I don't believe this… and neither should you

Defence secretary John Reid yeaterday gave the go-ahead for the design of the two new super-carriers, awarding work to an alliance of shipbuilders, including BAE, Babcock, Thales and the VT Group.

This is the £3.5 billion programme to replace for the Royal Navy's HMS Invincible, Ark Royal and Illustrious aircraft carriers, and we are told that this announcement means that firms can now embark upon detailed design of the carriers, with the MoD spending £300 million to develop the design of the ships to the point at which manufacturing can begin.

The work, we are told, is then to be carried out across Britain in four main blocks and will represent 60 percent of the work, with the remaining 40 percent to be put out for tender.

Reid claims the decision will safeguard 10,000 jobs, although the final investment decision will not be made for 12 to 18 months, to allow the designs for the two 65,000-ton ships to progress. A date for delivery of the ships, likely to be after 2013, will be agreed next year, he says.

That, at least, is the fiction but, as we reported earlier, the fate of the key component of the carrier force – the Joint Strike Fighter – has yet to be decided.
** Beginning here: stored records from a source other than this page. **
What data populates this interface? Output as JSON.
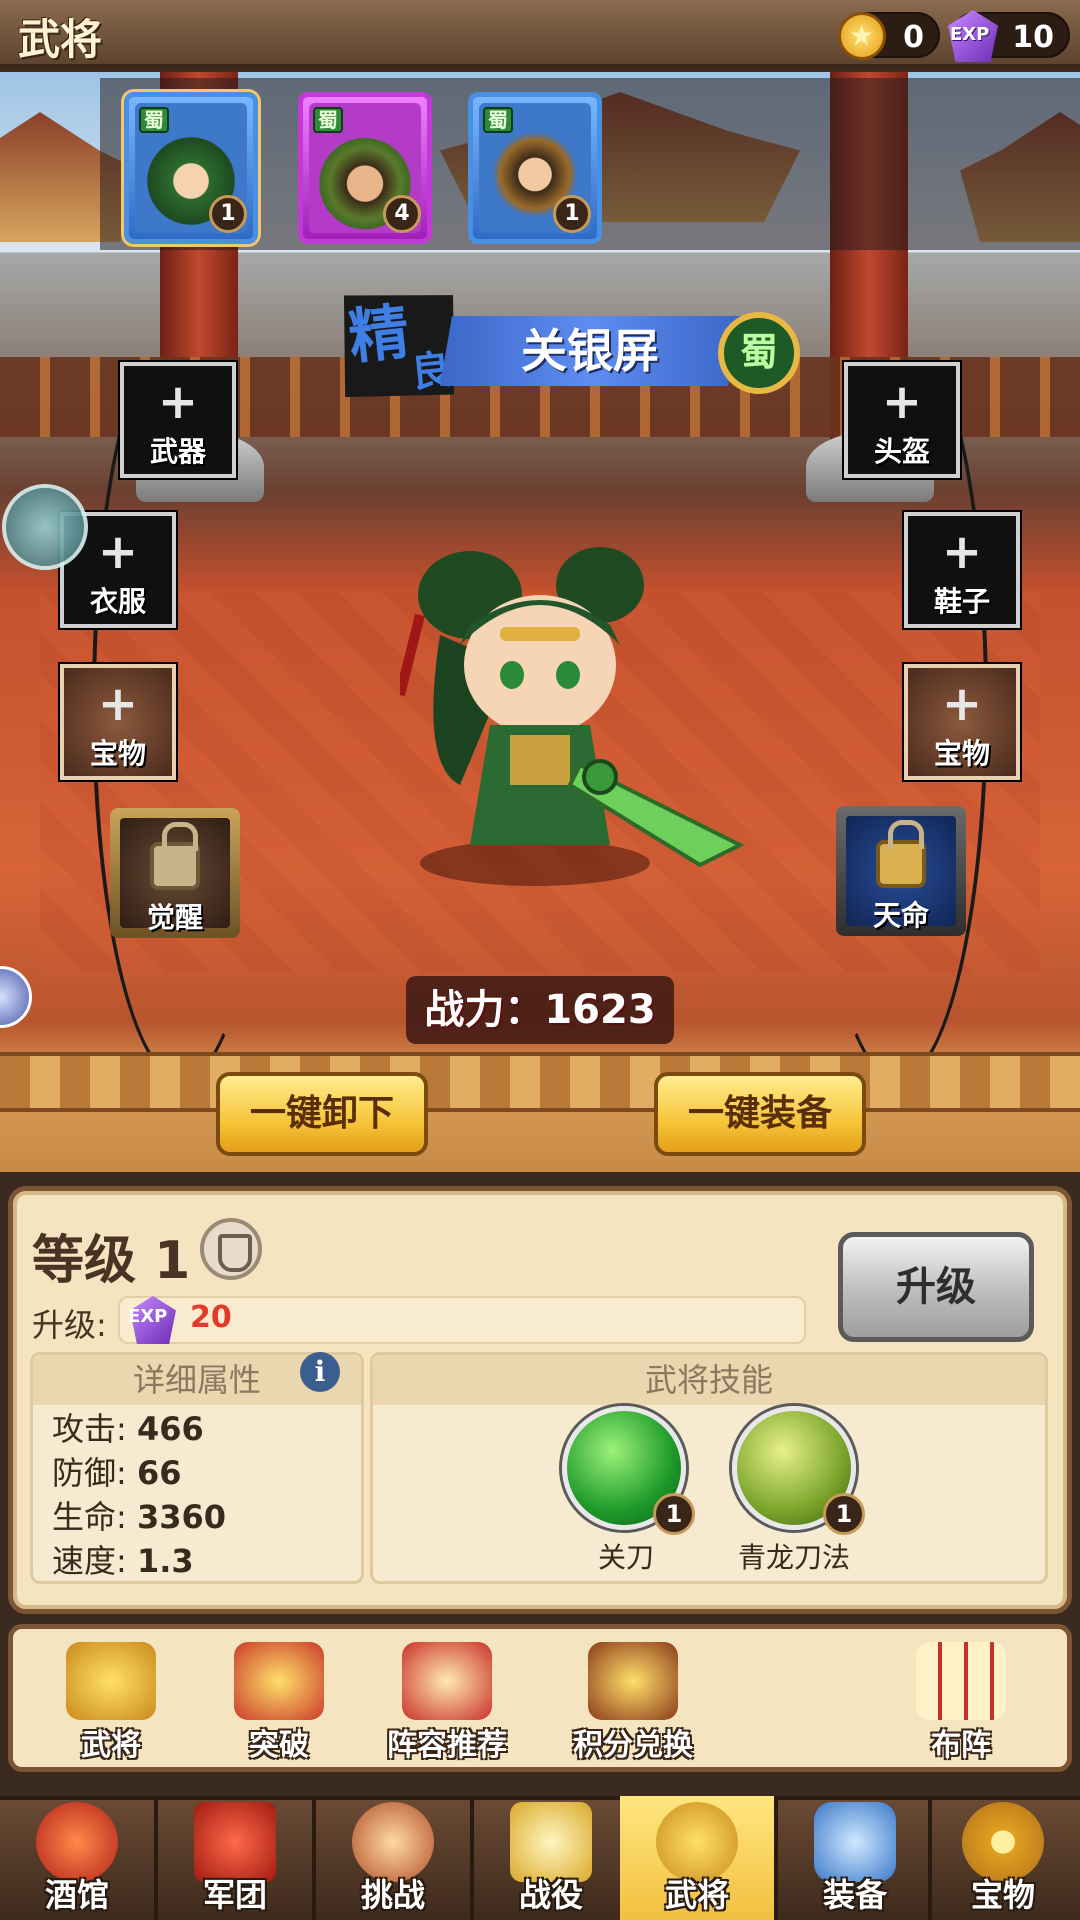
{
  "header": {
    "title": "武将"
  },
  "currency": {
    "gold": "0",
    "exp_icon": "EXP",
    "exp": "10"
  },
  "hero_list": [
    {
      "faction": "蜀",
      "level": "1",
      "quality": "blue",
      "selected": true
    },
    {
      "faction": "蜀",
      "level": "4",
      "quality": "purple",
      "selected": false
    },
    {
      "faction": "蜀",
      "level": "1",
      "quality": "blue",
      "selected": false
    }
  ],
  "hero": {
    "grade_1": "精",
    "grade_2": "良",
    "name": "关银屏",
    "faction": "蜀",
    "power_label": "战力：",
    "power": "1623"
  },
  "slots": {
    "weapon": "武器",
    "clothes": "衣服",
    "treasure_left": "宝物",
    "awaken": "觉醒",
    "helmet": "头盔",
    "shoes": "鞋子",
    "treasure_right": "宝物",
    "destiny": "天命",
    "plus": "+"
  },
  "actions": {
    "unequip_all": "一键卸下",
    "equip_all": "一键装备"
  },
  "level": {
    "title": "等级 1",
    "upgrade_label": "升级:",
    "upgrade_cost_icon": "EXP",
    "upgrade_cost": "20",
    "upgrade_button": "升级"
  },
  "attributes": {
    "header": "详细属性",
    "info_icon": "i",
    "items": [
      {
        "label": "攻击:",
        "value": "466"
      },
      {
        "label": "防御:",
        "value": "66"
      },
      {
        "label": "生命:",
        "value": "3360"
      },
      {
        "label": "速度:",
        "value": "1.3"
      }
    ]
  },
  "skills": {
    "header": "武将技能",
    "items": [
      {
        "name": "关刀",
        "level": "1"
      },
      {
        "name": "青龙刀法",
        "level": "1"
      }
    ]
  },
  "functions": [
    "武将",
    "突破",
    "阵容推荐",
    "积分兑换",
    "布阵"
  ],
  "nav": [
    {
      "label": "酒馆",
      "active": false
    },
    {
      "label": "军团",
      "active": false
    },
    {
      "label": "挑战",
      "active": false
    },
    {
      "label": "战役",
      "active": false
    },
    {
      "label": "武将",
      "active": true
    },
    {
      "label": "装备",
      "active": false
    },
    {
      "label": "宝物",
      "active": false
    }
  ],
  "colors": {
    "accent_gold": "#f6c53a",
    "name_blue": "#3f7ee5",
    "cost_red": "#e23a2a",
    "shu_green": "#2f8a3a"
  }
}
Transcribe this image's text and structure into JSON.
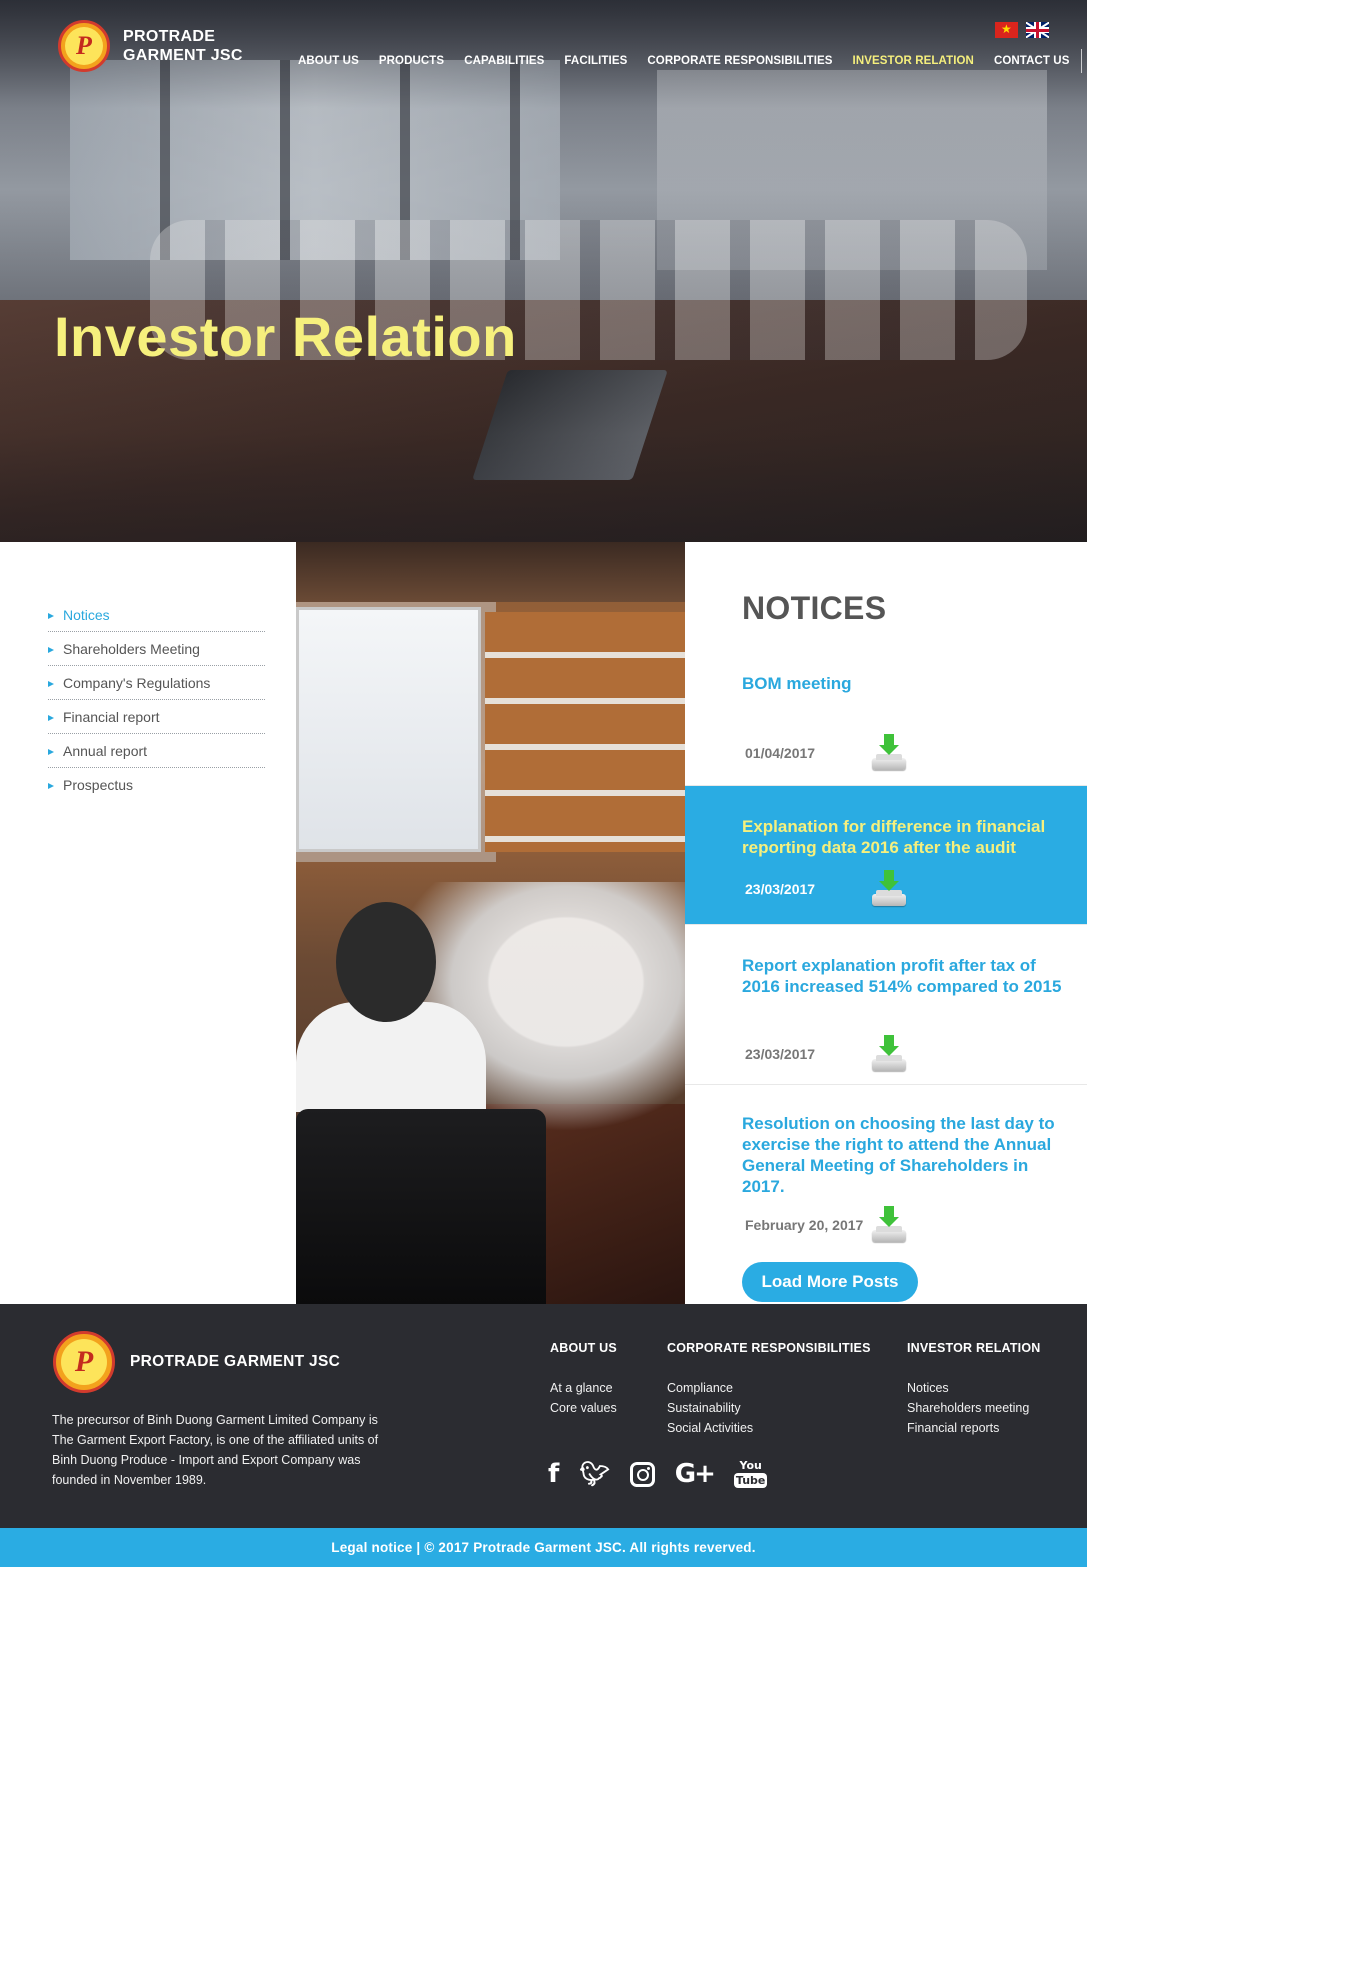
{
  "brand": {
    "line1": "PROTRADE",
    "line2": "GARMENT JSC",
    "logo_letter": "P"
  },
  "languages": [
    "vietnamese-flag",
    "english-flag"
  ],
  "nav": {
    "items": [
      "ABOUT US",
      "PRODUCTS",
      "CAPABILITIES",
      "FACILITIES",
      "CORPORATE RESPONSIBILITIES",
      "INVESTOR RELATION",
      "CONTACT US"
    ],
    "active": "INVESTOR RELATION"
  },
  "hero": {
    "title": "Investor Relation"
  },
  "sidebar": {
    "items": [
      {
        "label": "Notices",
        "active": true
      },
      {
        "label": "Shareholders Meeting",
        "active": false
      },
      {
        "label": "Company's Regulations",
        "active": false
      },
      {
        "label": "Financial report",
        "active": false
      },
      {
        "label": "Annual report",
        "active": false
      },
      {
        "label": "Prospectus",
        "active": false
      }
    ]
  },
  "notices": {
    "heading": "NOTICES",
    "items": [
      {
        "title": "BOM meeting",
        "date": "01/04/2017",
        "icon": "download-icon"
      },
      {
        "title": "Explanation for difference in financial reporting data 2016 after the audit",
        "date": "23/03/2017",
        "icon": "download-icon",
        "highlighted": true
      },
      {
        "title": "Report explanation profit after tax of 2016 increased 514% compared to 2015",
        "date": "23/03/2017",
        "icon": "download-icon"
      },
      {
        "title": "Resolution on choosing the last day to exercise the right to attend the Annual General Meeting of Shareholders in 2017.",
        "date": "February 20, 2017",
        "icon": "download-icon"
      }
    ],
    "load_more": "Load More Posts"
  },
  "footer": {
    "brand": "PROTRADE GARMENT JSC",
    "about": "The precursor of Binh Duong Garment Limited Company is The Garment Export Factory, is one of the affiliated units of Binh Duong Produce - Import and Export Company was founded in November 1989.",
    "columns": [
      {
        "heading": "ABOUT US",
        "links": [
          "At a glance",
          "Core values"
        ]
      },
      {
        "heading": "CORPORATE RESPONSIBILITIES",
        "links": [
          "Compliance",
          "Sustainability",
          "Social Activities"
        ]
      },
      {
        "heading": "INVESTOR RELATION",
        "links": [
          "Notices",
          "Shareholders meeting",
          "Financial reports"
        ]
      }
    ],
    "social": [
      "facebook-icon",
      "twitter-icon",
      "instagram-icon",
      "google-plus-icon",
      "youtube-icon"
    ],
    "youtube_label": {
      "you": "You",
      "tube": "Tube"
    },
    "legal": "Legal notice | © 2017 Protrade Garment JSC. All rights reverved."
  },
  "colors": {
    "accent": "#2aace3",
    "highlight_text": "#f6f07d",
    "footer_bg": "#2b2c31"
  }
}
The uncertainty stems from the reluctance of the US to release key technology in relation to the JSF, and the implications have been discussed widely, not least here and here.

Should the £10 billion JSF project not go ahead, the whole carrier project will have to be revamped as only this aircraft has short take-off and vertical landing (STOVL) capabilities, which necessitate a unique design. Yet, despite the real uncertainties, today’s announcement on the MoD website is gaily accompanied by an illustration (above) showing the JSF and the specially-designed carrier.

From all accounts, however, the MoD is very far from a position of being able to confirm its continued participation in the JSF project and, therefore, at the very least, Reid's announcement seems premature. It also seems odd, as if the fate of the JSF had been settled, then surely he would have declared that at the same time.

Yet Reid is silent on the project, which suggests that there are still problems. His confident assertions on the carriers, therefore, should not be believed.